There were times I was not in my comfort zone. When I was asked to do thermodynamics and reaction kinetics, I was lost in no where land. I don’t know what to do and where to start. I was not sure of what I was doing. I can simply give up. However, I tried and tried to seek for the light. Fortunately, along the way, there were always helpful people that were generous to give a helping hand. Finally I saw the light at the end of the tunnel. Alhamdulillah.

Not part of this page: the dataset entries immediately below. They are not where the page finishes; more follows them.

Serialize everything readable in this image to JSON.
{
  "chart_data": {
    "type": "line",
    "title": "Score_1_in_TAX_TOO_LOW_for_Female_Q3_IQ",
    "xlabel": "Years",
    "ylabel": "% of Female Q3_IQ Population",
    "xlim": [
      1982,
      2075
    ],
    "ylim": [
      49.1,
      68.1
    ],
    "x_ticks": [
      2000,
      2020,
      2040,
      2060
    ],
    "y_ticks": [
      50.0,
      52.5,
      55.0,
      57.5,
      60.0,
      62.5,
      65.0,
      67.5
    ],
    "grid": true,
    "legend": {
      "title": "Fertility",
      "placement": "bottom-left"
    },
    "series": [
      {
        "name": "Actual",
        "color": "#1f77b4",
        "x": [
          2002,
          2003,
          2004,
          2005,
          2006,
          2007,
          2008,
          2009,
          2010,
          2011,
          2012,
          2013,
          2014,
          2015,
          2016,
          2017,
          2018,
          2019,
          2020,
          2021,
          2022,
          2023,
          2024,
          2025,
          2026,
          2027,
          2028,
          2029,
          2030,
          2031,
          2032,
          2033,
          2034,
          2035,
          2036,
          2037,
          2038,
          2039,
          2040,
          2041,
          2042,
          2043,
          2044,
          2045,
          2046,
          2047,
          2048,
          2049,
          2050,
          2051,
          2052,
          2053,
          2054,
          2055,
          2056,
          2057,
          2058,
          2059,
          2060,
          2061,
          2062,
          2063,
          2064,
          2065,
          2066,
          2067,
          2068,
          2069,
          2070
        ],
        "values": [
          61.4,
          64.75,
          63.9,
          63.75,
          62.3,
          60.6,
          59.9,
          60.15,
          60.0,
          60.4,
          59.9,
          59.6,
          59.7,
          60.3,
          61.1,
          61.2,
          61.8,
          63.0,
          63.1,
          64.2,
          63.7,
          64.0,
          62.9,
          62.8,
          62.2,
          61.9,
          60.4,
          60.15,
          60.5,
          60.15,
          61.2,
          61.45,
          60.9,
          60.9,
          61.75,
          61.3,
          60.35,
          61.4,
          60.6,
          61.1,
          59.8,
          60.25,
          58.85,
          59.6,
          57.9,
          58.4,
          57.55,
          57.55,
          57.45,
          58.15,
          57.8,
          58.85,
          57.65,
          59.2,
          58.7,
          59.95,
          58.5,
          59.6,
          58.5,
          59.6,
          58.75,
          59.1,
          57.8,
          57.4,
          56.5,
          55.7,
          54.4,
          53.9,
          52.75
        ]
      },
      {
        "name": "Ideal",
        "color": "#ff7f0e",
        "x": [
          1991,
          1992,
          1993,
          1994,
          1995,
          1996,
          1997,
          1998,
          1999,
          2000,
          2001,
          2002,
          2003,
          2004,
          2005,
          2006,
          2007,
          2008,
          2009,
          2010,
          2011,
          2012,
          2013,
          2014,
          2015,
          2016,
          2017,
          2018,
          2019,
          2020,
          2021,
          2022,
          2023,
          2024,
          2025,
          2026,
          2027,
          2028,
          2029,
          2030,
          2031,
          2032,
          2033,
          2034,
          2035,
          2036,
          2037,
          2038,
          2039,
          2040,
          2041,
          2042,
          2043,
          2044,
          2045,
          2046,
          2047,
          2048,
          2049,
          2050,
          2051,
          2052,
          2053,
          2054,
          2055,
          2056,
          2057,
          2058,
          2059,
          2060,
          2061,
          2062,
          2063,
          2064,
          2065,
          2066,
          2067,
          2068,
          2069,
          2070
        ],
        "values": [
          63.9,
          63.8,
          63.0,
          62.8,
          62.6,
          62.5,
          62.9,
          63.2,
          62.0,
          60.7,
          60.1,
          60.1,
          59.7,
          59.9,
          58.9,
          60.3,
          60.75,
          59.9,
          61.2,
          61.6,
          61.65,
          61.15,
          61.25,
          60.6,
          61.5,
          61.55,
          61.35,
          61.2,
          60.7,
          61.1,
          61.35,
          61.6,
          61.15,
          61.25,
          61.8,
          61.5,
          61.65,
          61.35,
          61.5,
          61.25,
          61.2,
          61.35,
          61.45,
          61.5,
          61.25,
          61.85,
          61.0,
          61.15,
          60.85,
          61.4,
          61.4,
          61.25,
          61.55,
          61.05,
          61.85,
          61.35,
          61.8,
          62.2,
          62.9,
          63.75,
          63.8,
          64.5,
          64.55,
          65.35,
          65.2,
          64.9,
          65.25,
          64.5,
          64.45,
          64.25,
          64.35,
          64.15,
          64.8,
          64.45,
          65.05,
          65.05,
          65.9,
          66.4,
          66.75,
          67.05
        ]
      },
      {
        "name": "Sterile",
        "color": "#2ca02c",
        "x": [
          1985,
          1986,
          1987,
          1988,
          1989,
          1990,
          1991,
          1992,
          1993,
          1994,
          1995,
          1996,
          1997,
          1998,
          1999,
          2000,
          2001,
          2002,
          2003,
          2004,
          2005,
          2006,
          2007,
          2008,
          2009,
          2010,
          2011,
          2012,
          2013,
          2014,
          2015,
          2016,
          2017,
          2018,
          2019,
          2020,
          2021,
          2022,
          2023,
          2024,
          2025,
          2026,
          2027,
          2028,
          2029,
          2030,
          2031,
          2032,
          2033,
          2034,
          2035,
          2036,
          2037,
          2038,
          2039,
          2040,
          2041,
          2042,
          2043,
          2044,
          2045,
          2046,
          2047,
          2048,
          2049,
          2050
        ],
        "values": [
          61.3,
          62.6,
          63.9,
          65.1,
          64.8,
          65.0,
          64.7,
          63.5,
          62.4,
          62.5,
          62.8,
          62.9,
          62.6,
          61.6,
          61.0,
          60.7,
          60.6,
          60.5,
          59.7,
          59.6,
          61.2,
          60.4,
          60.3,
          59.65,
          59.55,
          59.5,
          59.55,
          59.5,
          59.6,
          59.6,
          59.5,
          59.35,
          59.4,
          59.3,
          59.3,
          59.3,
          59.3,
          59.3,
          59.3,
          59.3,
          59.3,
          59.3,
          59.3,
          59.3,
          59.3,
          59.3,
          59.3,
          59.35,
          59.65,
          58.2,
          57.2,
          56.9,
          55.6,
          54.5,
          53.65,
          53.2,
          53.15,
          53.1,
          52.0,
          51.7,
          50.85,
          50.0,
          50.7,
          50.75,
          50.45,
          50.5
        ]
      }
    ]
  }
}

Well, if you are a graduate student like I was before and are presently lost in your research, don’t give up. Stay focus. Remember the purpose of why you are doing your masters or Ph.D. Pray hard. Work hard. Organize your work. You’ll get it. You’ll finish it. You’ll win the battle.

If somebody asked me, how you did it? How you complete your Ph.D… here’s my answer… in no particular order.

  • Organize your work.
  • List them down.
  • Stay focus to complete them (the tasks/goals).
  • Be persistent.
  • Be discipline (I allocated about 2 hours per day in the early morning to do my writing).
  • Do what your supervisor asked to do.
  • Always be in solution mode – think creatively to solve any problem.
  • Pray hard and asked for God’s help and guidance.